While our current economic specialisation is consistent with future prosperity, our regional divides are not. The UK’s most plausible route to raising national income and closing regional gaps is our big cities outside London succeeding: all of England’s biggest cities outside London currently have productivity levels below the national average.
- But achieving this requires change on a scale not currently contemplated: halving Manchester’s productivity gap to London, so that it becomes as productive as Edinburgh, would require tens of billions of pounds of investment and an increase in size of over 500,000 workers.
The 2020s has to be a high-investment decade not just because of net zero, but because the UK has been a low-investment economy for too long. In the 40 years to 2019, total fixed investment in the UK averaged 19 per cent of GDP, the lowest in the G7.
- We need an economy better able to manage change. In the UK, 40 per cent of employed people experience a large loss of income when becoming non-employed, compared to 30 per cent of employed people in Germany and 26 per cent of employed people in France. This lack of income insurance not only provides too little support to those losing a job, but prevents risk taking.
- Good jobs must be an explicit objective of an economic strategy. We should celebrate the benefits of our flexible labour market, including low unemployment, but not be scared of tackling its flaws. Half of shift workers in Britain receive less than a week’s notice of their working hours or schedules, and under 10 per cent of low-paid private sector workers are unionised.
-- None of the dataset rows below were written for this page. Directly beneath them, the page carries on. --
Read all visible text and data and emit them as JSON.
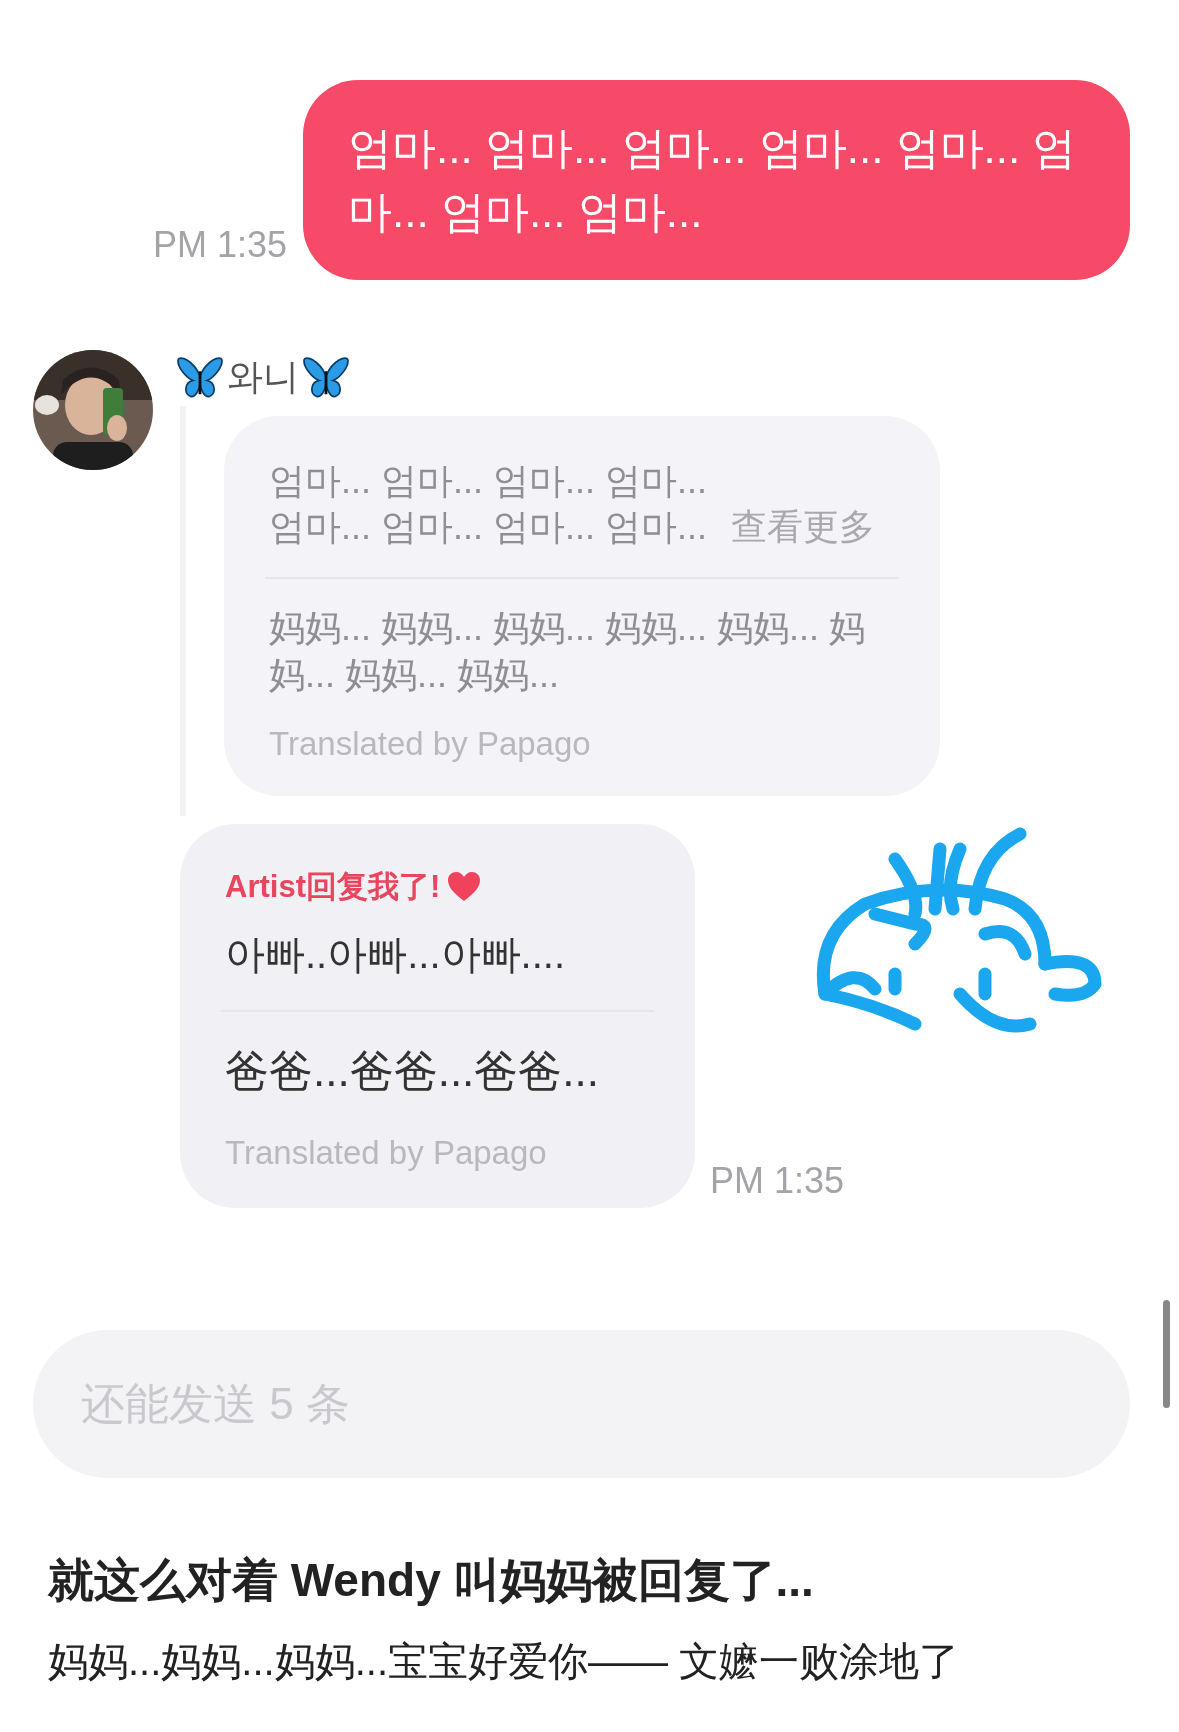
{
  "outgoing": {
    "text": "엄마... 엄마... 엄마... 엄마... 엄마... 엄마... 엄마... 엄마...",
    "time": "PM 1:35"
  },
  "sender": {
    "name": "와니"
  },
  "replies": [
    {
      "kind": "thread",
      "original_lines": [
        "엄마... 엄마... 엄마... 엄마...",
        "엄마... 엄마... 엄마... 엄마..."
      ],
      "more": "查看更多",
      "translation": "妈妈... 妈妈... 妈妈... 妈妈... 妈妈... 妈妈... 妈妈... 妈妈...",
      "credit": "Translated by Papago"
    },
    {
      "kind": "artist",
      "badge": "Artist回复我了!",
      "original": "아빠..아빠...아빠....",
      "translation": "爸爸...爸爸...爸爸...",
      "credit": "Translated by Papago",
      "time": "PM 1:35"
    }
  ],
  "input": {
    "placeholder": "还能发送 5 条"
  },
  "caption": {
    "title": "就这么对着 Wendy 叫妈妈被回复了...",
    "body": "妈妈...妈妈...妈妈...宝宝好爱你—— 文嬷一败涂地了"
  }
}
- We should combine realism about the different roles of different places in our economy with an ambition to reject wide gaps in status and quality of life across the country. Delivering on that ambition is hard when council revenues per person fell by 30 per cent between 2009 and 2019 in the most-deprived places, compared to 15 per cent in the least-deprived places. The proportion of people thinking their local area has deteriorated in the preceding two years has risen steadily from 20 per cent in 2013-14 to 26 per cent in 2019-20.
- The British state has grown which, combined with slow growth, has seen taxes raised to their highest levels since the 1940s. But these higher taxes will need to be fair and efficient. Both main parties’ focus on raising National Insurance has asked more of younger workers at a time of flatlining wages, but nothing of landlords or most pensioners. A strategy for the 2020s will need to consider new approaches, recognising that wealth has risen from three to almost eight times national income since the 1980s, while wealth taxes have not risen at all as a share of GDP.